Option two is less sexy, but perhaps more practical. Quit hunting that area. You're trying to light a fire with wet wood and one broken match. It's possible, but is it worth it if there's dry wood and gasoline nearby? Find an area with better habitat, fewer hunters, and terrain that is conducive to funneling deer movement. I have been blown away the past couple of years by the quality of the hunting in other areas around the state. For many hunters, the best use of play money is on gasoline for the truck, not saddles or heavy arrows or OnX subscriptions.

Basically, I suppose the idea behind choosing a stand location is simply to post up in an area where the deer aren't at right now, but HAVE to be in the next couple of hours if they want to continue the cycle of eating and hiding.
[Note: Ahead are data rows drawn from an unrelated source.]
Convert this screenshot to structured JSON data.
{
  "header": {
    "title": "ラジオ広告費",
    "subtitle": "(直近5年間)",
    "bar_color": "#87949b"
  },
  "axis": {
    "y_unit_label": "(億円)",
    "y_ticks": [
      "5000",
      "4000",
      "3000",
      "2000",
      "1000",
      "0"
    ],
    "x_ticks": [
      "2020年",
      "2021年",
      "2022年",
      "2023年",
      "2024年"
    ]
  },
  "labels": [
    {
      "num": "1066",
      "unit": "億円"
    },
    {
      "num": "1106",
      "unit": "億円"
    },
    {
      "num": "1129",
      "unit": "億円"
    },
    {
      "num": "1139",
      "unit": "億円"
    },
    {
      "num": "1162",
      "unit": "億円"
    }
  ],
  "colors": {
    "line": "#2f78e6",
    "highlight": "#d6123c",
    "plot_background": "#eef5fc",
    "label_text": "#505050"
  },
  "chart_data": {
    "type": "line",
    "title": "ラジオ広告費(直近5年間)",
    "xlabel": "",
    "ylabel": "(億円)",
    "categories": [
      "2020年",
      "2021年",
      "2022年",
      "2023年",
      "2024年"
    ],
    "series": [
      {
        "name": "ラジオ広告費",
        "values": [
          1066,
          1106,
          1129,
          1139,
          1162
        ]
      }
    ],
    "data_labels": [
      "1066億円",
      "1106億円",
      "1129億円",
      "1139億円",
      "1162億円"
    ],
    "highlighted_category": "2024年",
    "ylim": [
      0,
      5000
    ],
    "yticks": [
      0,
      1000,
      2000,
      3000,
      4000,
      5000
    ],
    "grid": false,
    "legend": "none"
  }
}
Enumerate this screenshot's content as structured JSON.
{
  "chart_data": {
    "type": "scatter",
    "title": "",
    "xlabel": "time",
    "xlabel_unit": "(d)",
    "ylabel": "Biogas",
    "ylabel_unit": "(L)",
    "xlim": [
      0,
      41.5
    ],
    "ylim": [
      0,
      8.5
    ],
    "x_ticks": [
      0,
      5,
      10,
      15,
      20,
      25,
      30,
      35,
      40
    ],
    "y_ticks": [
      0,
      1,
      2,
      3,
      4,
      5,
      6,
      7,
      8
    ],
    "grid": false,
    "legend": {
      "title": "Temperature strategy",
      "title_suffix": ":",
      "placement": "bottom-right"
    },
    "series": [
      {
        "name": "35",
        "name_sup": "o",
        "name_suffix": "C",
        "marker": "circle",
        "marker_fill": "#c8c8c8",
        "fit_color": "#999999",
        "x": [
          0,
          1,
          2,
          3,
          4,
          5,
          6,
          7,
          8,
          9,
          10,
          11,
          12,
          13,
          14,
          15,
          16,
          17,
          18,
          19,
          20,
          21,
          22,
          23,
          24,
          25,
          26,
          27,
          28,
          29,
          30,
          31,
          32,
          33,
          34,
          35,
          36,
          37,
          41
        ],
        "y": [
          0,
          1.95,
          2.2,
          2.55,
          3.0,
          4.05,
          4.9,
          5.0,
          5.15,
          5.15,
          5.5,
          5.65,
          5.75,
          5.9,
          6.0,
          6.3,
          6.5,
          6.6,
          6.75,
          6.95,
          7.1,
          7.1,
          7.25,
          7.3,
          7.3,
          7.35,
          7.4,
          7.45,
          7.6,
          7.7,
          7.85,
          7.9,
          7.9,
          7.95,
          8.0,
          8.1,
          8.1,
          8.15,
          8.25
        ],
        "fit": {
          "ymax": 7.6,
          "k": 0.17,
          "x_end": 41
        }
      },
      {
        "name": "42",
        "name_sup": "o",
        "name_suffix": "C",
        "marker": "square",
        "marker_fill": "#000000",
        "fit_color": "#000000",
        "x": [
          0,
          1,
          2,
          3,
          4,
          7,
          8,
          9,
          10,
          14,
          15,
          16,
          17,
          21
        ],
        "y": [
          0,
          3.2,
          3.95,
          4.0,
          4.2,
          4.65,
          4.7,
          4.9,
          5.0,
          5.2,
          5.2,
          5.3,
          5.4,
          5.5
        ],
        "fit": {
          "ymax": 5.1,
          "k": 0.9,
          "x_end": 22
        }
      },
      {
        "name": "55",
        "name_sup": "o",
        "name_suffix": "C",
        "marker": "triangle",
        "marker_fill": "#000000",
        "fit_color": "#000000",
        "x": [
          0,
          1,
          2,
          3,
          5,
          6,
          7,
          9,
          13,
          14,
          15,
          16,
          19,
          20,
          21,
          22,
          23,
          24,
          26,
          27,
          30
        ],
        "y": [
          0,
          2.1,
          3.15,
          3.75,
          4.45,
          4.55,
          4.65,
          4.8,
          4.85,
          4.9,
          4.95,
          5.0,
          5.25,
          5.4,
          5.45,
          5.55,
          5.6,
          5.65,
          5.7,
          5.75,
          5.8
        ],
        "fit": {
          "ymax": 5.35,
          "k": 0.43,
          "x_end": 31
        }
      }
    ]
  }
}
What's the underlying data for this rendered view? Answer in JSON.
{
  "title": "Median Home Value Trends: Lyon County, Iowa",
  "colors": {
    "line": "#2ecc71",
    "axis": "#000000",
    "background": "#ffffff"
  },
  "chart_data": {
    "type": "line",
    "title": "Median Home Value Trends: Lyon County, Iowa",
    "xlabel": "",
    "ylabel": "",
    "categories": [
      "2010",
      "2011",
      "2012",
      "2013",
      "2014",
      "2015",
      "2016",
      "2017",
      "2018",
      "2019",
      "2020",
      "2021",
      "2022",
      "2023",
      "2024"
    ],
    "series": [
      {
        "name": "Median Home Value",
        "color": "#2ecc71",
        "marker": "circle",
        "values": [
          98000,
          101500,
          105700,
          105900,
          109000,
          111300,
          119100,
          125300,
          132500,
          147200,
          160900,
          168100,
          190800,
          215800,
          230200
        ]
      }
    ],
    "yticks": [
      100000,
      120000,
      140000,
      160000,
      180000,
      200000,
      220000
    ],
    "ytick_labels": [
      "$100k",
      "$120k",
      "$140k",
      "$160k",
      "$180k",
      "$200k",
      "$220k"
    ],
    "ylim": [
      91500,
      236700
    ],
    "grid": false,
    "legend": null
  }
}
This very simple idea holds true no matter where or when you are hunting deer. Options are not your friend when you are ambushing something. If you can learn to consider this each and every time you climb a tree, you will kill more deer. Strip away everything else, or at least take the time to understand how the minutia ties into the overarching principle.
You mentioned low pressure pockets in high pressure areas. What is the smallest area that a mature buck would typically use as a low pressure pocket versus simply vacating the area altogether? Additionally what do you consider high pressure? Is it x number of hunters per acre or huntjng a property or area X number of times per week or a combination of the 2? For example I hunt a 40 acre property. When I hunt there repeatedly the daytime seer movement decreases every time I hunt, even when I’m only hunting weekends. I have found that if I only hunt once or one weekend a month then daytime deer movement stays pretty much the same. Also, one thing for sure, the less I hunt the more deer I see when I hunt. I think one thing that is hard to know is the impact of trespassers when I’m not there as well people who hunt the surrounding woods. This is an urban property next to a neighborhood.